With “That’s on Me” at Number One, Beezy’s team started to turn their attention to “Up One,” the next single, which is the musical equivalent of a runaway truck, more unstoppable with each passing minute. Beezy continues to show his knack for three-syllable hooks that are triumphant as they are succinct, trading in “that’s on me” for “I’m up one.” While the rapper can be laconic, he allows that this song is “high energy.” “I feel like that is gonna be one of ’em,” he says. Last week, Billboard reported that “Up One” was the second most-added single at radio. Beezy plans to release a new album this November as well.

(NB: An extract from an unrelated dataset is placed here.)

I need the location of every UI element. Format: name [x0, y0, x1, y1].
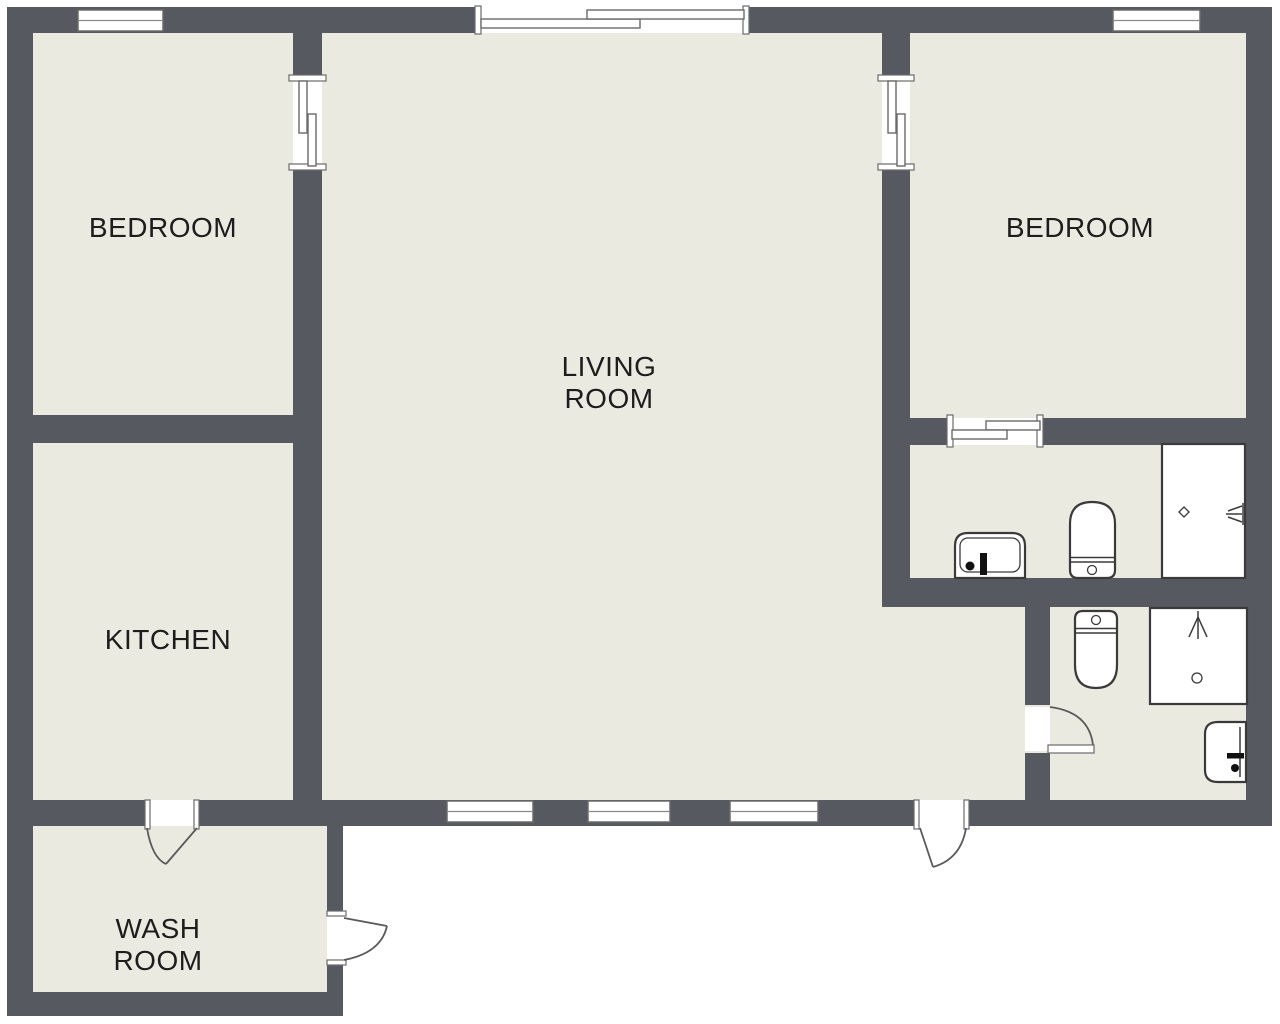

Texas radio programmers are excited about what Beezy’s success means for rap back home. “I love that there are artists out here from Texas that are helping diversify what people think the Texas sound is [aside from just Houston records],” says Thomas. “There’s a music scene in Dallas that doesn’t always get the national attention that it needs,” adds McCray. “We want to make sure that people understand there’s a lot of talent here.”

But there’s another takeaway from Beezy’s success that should be heartening to rappers regardless of where they live. If Beezy got a hit without a major-label budget or a major streaming-service promotion to back him up, so can they. As Cook puts it, “we live in an environment now, where anyone can catch a break.”

Correction: An earlier version of this story misstated the first radio station in Dallas to play Yella Beezy’s “That’s on Me.” It was K-104 (KKDA), not 97.9 The Beat (KBFB).